By MIKE MORRIS
Complaints of traffic and speeding echo from coffee to clothing shops in historic downtown Angels Camp.
"It's supposed to be 25 (mph), not 50. That guy went by way too fast," Angels Camp City Councilman Paul Raggio says, pointing out the window at Sue's Angels Creek Cafe to a Main Street driver.
On the south end of the street, Karla Yeager, owner of Orphan Annie's Emporium, points to a big rig out her antique shop's window.
"Look at him. He's easily going 40, 45."
On the other end of Main Street, Lisa Reynolds, executive director for the Calaveras Visitors Bureau, sums it up in a sentence: "Traffic in downtown is a problem."
Angels Camp Police Chief Tony Tacheira said anytime a state highway, which in this case is Highway 49, narrows to a 25-mph zone, there'll be complications.

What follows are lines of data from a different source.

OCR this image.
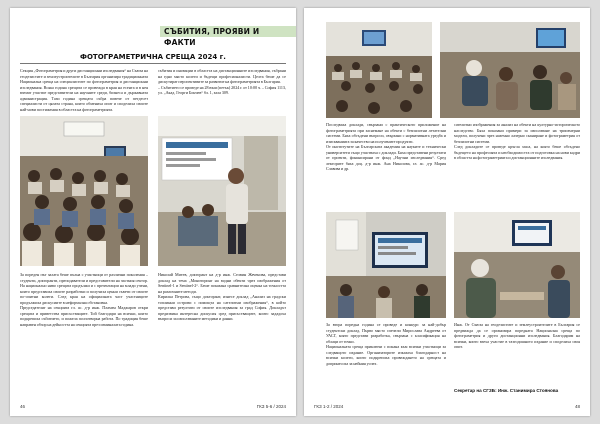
СЪБИТИЯ, ПРОЯВИ И ФАКТИ
ФОТОГРАМЕТРИЧНА СРЕЩА 2024 г.
Секция „Фотограметрия и други дистанционни изследвания“ на Съюза на геодезистите и землеустроителите в България организира традиционната Национална среща на специалистите по фотограметрия и дистанционни изследвания. Всяка година срещата се провежда в края на есента и в нея вземат участие представители на научните среди, бизнеса и държавната администрация. Тази година срещата събра повече от петдесет специалисти от цялата страна, които обмениха опит и споделиха своите най-нови постижения в областта на фотограметрията.
събития и иновации в областта на дистанционните изследвания, събрани на едно място колеги и бъдещи професионалисти. Целта беше да се дискутират перспективите за развитие на фотограметрията в България.
– Събитието се проведе на 28 юни (петък) 2024 г. от 10:00 ч. – София 1113, ул. „Акад. Георги Бончев“ бл. 1, зала 309.
За пореден път залата беше пълна с участници от различни поколения – студенти, докторанти, преподаватели и представители на частния сектор. На национално ниво срещата продължи и с презентации на млади учени, които представиха своите разработки и получиха ценни съвети от своите по-опитни колеги. След края на официалната част участниците продължиха дискусиите в неформална обстановка.
Председателят на секцията гл. ас. д-р инж. Пламен Маджаров откри срещата и приветства присъстващите. Той благодари на всички, които подкрепиха събитието, и пожела ползотворна работа. По традиция беше направен обзор на дейността на секцията през изминалата година.
Николай Митев, докторант на д-р инж. Селвин Жеченова, представи доклад на тема „Мониторинг на водни обекти чрез изображения от Sentinel-1 и Sentinel-2“. Беше показана сравнителна оценка на точността на различните методи.
Кирилка Петрова, също докторант, изнесе доклад „Анализ на градски топлинни острови с помощта на сателитни изображения“, в който представи резултати от своите изследвания за град София. Докладът предизвика интересна дискусия сред присъстващите, които зададоха въпроси за използваните методики и данни.
46	ГКЗ 5-6 / 2024
Последваха доклади, свързани с практическото приложение на фотограметрията при заснемане на обекти с безпилотни летателни системи. Бяха обсъдени въпроси, свързани с нормативната уредба и изискванията за качество на получените продукти.
От институтите на Българската академия на науките и технически университети също участваха с доклади. Бяха представени резултати от проекти, финансирани от фонд „Научни изследвания“. Сред лекторите бяха доц. д-р инж. Ана Николова, гл. ас. д-р Мария Славова и др.
сателитни изображения за анализ на обекти на културно-историческото наследство. Бяха показани примери за използване на триизмерни модели, получени чрез наземно лазерно сканиране и фотограметрия от безпилотни системи.
След докладите се проведе кръгла маса, на която беше обсъдено бъдещето на професията и необходимостта от подготовка на нови кадри в областта на фотограметрията и дистанционните изследвания.
За втора поредна година се проведе и конкурс за най-добър студентски доклад. Първо място спечели Мирослава Андреева от УАСГ, която представи разработка, свързана с класификация на облаци от точки.
Националната среща приключи с покана към всички участници за следващото издание. Организаторите изказаха благодарност на всички колеги, които подкрепиха провеждането на срещата и допринесоха за нейния успех.
Инж. От Съюза на геодезистите и землеустроителите в България се предвижда да се организира поредната Национална среща по фотограметрия и други дистанционни изследвания. Благодарим на всички, които взеха участие в тазгодишното издание и споделиха своя опит.
Секретар на СГЗБ: Инж. Станимира Стоянова
ГКЗ 1-2 / 2024	48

"Angels has historically had a traffic problem," Tacheira says.
And he says there's no simple fix.
Typically, just one police officer patrols the entire five-square-mile city. Duties include responding to emergency calls and staking out other areas in town prone to speeders, like Bret Harte Union High School and Dogtown Road.
Tacheira says lately, because of speeding complaints, an officer has patrolled the area surrounding Mark Twain Union Elementary School in the mornings.
"For the person who can find a cure-all for traffic in Mother Lode country ... he would be a millionaire," Tacheira says.
Angels police often set up a sign in downtown that flashes the speed as cars drive by, he says. However, the 5-year-old sign is broken and is undergoing repairs.
"It helps those people who are unaware that they are speeding to slow down," Tacheira says of the sign.
Back on Main Street, some say signs might not be good enough.
"We've seen more than our fair share of accidents out there," Reynolds says of Main Street.
Her co-worker, Ginger Malatesta, a tourism coordinator for the Visitors Bureau, adds: "There's been accidents, but then there's been a lot of really close calls."